Righting wrongs: One man sets out to fight parental alienation

Anthony Cauchi knows all too well why parental alienation not only affects the mind but also the heart

In the United States, courts have tried to address the situation through mandated re-unification therapy
In the United States, courts have tried to address the situation through mandated re-unification therapy

At 45, Anthony Cauchi can speak candidly of the damaging effect of parental alienation, a relatively unacknowledged phenomenon affecting parents separated from their children. His 21-year-old son, from his first marriage, lives in Australia.

Now dedicating himself full-time to the organisation Happy Parenting for Happier Children, which he founded, Cauchi knows all too well that this type of abuse not only affects the mind, but also the heart.

“Parental alienation is a practice where one or both parents going through or recently having experienced a bitter separation freely express negative emotions and opinions about the other parent with their child.

“On occasions it leads the alienating parent to coach the child as a witness to false accusations and criminal reports. Alienating parents try to do their best through such tactics, to reduce the time the child spends with the targeted parent to a minimum both in terms of quality and quantity, in hopes of weakening the other parental bond,” Cauchi says.

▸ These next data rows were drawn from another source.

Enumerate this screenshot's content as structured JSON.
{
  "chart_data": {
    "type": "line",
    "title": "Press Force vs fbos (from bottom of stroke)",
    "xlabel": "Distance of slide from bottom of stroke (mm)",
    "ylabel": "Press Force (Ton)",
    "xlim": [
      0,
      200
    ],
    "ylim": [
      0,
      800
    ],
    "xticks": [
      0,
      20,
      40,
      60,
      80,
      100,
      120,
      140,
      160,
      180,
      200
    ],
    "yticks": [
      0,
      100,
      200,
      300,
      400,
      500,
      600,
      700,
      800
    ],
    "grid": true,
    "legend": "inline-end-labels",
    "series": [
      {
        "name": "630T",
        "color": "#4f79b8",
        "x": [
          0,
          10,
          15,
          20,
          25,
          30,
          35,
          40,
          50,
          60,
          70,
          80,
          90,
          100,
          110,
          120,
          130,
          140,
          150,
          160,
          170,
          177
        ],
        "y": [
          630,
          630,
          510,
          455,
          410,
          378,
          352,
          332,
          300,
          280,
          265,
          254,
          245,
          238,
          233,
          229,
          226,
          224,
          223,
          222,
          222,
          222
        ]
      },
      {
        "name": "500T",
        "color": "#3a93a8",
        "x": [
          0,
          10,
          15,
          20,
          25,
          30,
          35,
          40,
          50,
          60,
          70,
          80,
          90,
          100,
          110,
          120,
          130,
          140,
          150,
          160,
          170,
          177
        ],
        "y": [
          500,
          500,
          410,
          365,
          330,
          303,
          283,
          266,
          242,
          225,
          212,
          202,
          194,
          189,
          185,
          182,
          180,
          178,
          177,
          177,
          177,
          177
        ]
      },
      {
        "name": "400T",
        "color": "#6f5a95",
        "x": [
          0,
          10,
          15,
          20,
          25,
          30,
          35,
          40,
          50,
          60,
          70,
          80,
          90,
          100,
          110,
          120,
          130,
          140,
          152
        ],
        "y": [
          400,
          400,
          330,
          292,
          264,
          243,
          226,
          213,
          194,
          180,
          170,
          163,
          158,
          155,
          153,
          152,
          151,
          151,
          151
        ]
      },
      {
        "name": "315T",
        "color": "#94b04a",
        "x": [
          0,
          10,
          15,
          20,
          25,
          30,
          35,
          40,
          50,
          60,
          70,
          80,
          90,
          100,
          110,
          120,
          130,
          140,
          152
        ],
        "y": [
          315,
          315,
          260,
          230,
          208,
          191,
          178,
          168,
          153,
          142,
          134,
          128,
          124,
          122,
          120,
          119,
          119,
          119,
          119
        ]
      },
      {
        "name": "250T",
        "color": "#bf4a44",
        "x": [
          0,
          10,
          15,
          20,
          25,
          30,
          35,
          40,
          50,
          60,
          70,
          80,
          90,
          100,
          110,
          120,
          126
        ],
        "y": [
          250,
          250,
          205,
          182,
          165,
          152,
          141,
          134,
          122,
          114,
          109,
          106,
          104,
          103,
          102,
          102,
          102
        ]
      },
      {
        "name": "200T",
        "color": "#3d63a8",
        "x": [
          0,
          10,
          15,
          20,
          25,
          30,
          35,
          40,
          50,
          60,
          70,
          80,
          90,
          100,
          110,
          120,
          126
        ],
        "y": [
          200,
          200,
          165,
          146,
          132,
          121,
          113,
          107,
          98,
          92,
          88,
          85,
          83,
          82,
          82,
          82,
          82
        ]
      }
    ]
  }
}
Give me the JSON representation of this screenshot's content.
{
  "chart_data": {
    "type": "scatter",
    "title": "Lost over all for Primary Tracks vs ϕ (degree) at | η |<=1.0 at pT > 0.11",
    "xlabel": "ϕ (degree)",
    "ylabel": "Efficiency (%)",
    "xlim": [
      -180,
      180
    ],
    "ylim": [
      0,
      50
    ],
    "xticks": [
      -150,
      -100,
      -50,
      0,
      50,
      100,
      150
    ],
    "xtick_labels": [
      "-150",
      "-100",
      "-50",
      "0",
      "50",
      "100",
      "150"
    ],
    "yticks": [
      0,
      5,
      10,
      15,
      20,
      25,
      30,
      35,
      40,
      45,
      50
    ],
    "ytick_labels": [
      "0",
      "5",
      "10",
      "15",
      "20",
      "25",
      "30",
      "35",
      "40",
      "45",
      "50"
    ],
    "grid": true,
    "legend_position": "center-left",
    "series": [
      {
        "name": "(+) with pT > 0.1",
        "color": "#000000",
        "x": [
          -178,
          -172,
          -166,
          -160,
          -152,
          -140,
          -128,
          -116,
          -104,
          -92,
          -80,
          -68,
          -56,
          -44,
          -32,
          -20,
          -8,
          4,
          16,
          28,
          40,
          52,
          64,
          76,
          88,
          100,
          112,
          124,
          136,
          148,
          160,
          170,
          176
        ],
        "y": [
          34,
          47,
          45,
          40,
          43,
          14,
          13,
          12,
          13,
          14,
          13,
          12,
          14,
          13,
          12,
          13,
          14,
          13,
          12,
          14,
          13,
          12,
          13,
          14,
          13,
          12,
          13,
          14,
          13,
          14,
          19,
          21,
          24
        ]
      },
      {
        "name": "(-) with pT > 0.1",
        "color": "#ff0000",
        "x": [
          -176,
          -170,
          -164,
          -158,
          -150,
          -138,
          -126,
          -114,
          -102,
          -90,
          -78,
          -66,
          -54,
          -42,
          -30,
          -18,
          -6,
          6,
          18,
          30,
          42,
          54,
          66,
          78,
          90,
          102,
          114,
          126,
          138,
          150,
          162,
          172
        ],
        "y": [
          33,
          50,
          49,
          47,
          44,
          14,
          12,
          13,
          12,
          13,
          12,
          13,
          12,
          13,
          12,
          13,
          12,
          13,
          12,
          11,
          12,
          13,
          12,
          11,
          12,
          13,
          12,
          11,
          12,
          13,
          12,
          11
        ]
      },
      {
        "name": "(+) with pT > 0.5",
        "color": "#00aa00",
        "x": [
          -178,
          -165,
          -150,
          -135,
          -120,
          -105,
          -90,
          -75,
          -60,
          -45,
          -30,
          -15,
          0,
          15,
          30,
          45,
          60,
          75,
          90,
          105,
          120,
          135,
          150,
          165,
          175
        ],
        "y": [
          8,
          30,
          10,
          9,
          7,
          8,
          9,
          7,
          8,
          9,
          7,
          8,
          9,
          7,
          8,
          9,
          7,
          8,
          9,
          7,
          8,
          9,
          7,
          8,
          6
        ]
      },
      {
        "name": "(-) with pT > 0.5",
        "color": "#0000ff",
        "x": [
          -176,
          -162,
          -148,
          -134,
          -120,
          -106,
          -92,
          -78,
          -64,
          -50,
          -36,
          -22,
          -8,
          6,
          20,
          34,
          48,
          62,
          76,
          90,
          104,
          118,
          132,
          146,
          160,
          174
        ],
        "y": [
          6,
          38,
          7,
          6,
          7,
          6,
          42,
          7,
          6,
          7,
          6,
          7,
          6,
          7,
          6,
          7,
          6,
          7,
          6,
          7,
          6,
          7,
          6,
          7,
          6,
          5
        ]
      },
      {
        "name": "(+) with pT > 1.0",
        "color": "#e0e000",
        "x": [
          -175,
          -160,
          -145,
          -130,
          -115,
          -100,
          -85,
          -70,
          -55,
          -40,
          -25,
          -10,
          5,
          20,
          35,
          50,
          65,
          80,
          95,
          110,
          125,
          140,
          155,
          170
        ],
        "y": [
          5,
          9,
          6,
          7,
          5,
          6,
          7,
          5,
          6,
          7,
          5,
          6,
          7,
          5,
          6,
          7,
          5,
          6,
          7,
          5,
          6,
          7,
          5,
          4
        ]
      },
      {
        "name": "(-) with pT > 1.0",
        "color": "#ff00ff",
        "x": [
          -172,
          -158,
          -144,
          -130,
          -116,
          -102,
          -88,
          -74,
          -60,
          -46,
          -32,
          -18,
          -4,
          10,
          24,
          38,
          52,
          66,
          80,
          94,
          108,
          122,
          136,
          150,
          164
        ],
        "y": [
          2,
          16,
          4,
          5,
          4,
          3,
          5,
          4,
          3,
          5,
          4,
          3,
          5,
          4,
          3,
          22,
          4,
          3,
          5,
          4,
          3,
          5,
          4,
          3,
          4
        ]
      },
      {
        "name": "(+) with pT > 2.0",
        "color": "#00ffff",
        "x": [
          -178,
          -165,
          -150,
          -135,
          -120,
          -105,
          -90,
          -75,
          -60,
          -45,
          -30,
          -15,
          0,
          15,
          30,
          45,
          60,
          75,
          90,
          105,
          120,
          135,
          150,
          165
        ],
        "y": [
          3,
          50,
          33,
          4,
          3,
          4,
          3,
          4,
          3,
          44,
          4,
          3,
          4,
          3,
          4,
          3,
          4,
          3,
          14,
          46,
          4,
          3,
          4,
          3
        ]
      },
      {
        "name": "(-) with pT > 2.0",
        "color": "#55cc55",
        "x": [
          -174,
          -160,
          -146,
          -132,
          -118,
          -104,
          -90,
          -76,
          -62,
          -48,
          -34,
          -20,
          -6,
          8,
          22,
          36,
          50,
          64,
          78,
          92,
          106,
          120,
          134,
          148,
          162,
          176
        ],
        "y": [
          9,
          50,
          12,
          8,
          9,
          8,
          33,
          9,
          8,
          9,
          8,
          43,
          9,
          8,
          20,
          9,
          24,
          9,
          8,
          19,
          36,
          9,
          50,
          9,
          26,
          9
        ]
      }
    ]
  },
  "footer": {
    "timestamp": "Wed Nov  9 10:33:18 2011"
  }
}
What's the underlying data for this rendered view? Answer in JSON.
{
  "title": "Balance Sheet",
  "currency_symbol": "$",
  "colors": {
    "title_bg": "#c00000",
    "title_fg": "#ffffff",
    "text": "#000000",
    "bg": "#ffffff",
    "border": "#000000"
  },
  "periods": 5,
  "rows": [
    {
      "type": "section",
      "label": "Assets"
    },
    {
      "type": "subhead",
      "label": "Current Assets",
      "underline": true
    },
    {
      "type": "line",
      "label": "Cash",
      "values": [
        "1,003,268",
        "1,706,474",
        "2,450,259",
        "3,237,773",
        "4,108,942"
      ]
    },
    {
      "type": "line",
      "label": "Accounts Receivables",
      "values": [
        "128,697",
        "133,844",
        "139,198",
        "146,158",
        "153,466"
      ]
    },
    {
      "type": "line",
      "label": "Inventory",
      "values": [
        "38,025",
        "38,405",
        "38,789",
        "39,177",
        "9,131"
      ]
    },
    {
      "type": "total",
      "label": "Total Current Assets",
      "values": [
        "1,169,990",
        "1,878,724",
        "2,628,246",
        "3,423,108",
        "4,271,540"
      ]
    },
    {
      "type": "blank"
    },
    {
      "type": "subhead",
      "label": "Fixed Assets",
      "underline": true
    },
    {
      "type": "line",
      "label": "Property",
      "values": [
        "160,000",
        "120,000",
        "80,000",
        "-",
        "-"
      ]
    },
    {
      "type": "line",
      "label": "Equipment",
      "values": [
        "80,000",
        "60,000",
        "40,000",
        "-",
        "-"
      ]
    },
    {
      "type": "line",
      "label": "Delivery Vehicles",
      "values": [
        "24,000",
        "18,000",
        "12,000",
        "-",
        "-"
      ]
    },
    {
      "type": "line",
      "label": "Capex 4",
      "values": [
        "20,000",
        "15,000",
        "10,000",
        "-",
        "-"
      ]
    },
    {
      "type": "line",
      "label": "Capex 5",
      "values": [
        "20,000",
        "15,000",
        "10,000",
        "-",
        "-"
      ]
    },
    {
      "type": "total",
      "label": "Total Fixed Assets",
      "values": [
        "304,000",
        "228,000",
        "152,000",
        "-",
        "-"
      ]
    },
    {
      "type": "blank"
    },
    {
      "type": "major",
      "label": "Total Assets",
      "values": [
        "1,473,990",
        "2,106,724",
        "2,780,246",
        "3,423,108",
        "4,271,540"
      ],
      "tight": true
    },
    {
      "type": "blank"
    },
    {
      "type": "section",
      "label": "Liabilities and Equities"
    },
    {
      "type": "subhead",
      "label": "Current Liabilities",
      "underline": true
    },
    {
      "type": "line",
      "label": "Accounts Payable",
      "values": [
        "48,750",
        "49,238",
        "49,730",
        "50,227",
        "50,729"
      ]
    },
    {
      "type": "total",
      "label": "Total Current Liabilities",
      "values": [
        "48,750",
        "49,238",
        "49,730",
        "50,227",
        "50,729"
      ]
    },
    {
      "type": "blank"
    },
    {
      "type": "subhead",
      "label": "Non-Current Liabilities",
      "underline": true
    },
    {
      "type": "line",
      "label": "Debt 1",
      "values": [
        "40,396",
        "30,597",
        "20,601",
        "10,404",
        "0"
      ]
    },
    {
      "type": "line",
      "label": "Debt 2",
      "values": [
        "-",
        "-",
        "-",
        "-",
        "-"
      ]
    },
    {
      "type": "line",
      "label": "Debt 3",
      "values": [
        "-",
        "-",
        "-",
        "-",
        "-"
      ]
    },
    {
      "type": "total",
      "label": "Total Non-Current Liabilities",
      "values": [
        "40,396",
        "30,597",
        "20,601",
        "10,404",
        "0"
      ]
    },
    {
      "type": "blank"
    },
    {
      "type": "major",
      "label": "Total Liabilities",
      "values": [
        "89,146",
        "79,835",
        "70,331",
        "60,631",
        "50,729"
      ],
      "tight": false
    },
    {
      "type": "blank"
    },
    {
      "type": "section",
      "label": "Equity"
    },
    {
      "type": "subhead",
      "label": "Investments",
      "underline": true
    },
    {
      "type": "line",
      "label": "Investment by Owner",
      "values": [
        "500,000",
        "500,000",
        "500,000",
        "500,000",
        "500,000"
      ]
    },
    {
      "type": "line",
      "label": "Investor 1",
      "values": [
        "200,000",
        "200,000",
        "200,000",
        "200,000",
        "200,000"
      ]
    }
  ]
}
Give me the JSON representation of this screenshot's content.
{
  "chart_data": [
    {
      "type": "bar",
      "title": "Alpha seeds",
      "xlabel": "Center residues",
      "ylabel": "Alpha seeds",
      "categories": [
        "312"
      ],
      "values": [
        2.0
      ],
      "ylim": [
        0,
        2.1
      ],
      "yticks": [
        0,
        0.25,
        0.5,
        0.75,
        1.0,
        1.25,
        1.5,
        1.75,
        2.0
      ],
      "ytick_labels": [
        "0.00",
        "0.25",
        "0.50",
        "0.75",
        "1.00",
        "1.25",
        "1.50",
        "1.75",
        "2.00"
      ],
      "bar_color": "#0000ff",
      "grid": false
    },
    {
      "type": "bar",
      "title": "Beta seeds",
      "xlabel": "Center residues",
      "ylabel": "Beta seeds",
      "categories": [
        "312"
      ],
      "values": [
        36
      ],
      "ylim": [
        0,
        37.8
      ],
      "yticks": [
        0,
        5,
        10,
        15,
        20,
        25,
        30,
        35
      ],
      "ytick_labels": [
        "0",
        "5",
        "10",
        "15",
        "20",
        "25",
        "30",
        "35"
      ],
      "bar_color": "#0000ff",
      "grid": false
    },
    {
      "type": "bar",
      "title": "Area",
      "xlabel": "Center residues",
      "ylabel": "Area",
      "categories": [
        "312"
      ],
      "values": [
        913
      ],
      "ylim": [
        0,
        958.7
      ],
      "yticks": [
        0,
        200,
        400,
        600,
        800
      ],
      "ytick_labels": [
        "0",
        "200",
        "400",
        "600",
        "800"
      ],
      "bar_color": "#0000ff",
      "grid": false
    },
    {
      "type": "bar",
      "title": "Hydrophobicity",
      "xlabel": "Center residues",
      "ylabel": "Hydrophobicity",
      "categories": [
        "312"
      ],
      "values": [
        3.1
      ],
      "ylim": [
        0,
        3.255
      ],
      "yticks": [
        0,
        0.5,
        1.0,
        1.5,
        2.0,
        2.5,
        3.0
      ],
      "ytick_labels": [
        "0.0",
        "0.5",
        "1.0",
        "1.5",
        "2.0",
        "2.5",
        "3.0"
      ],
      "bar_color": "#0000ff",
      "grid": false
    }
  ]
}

The majority of victims who suffer parental alienation are men, he says. “Around 80% of victims are men, however around 20% of women, are also affected. It isn’t gender specific, it could happen to anyone. The reason why the majority are men is because the local system is still constructed to favour giving custody to the mother,” he says, referring to the legal system governing marital separations.

“The ‘alienating parent’ is more likely to have full custody of the child, which gives them power and control,” he says.

Cauchi says certain foreign courts have recognised parental alienation as a form of child abuse with long-term effects and severe outcomes for the child. Countries such as Brazil and Mexico, have enacted parental alienation as a criminal offence. Others have looked into suspending child support in cases where parental alienation occurs.

In the United States, courts have tried to address the situation through mandated re-unification therapy. “It involves the child and the targeted parent attending a four-day therapy session with an expert in parental alienation. The child also needs to be removed from the alienating parent for a minimum of 90 days so that the bond that has been broken between the targeted parent and child can begin to heal,” he says.

“We need more experts, not just general clinical psychologists, but psychologists trained in parental alienation to not just identify the situation, but work with the targeted parent and child to restore the bond that was broken.”

The time spent away from the alienated parent often leads the child to think the targeted parent no longer wants them. “The alienating parent often makes the child feel as though the targeted parent is dangerous, that they don’t love them or aren’t available for them to spend time with.”

Cauchi’s NGO, Happy Parenting Malta, wants to change a prevailing mentality and give men the right to be just as pro-active in their children’s life as mothers. “Men need to take a more pro-active role in their children’s lives. Children need both parents in order to thrive, and studies have shown that children who grow up with an absent parent are more likely to underperform academically, experience teen pregnancy, and suffer from mental health issues further down the line.”

The group is pushing for the courts to favour co-parenting custody agreements over single custody agreements whenever this is possible. “Parents who co-parent are less likely to experience conflict, and that translates into a happier child,” Cauchi said. “It allows for both parents to be in control and take responsibility and minimise the risk of parental alienation developing. Parents should create a schedule that puts their child’s emotional and psychological development first.”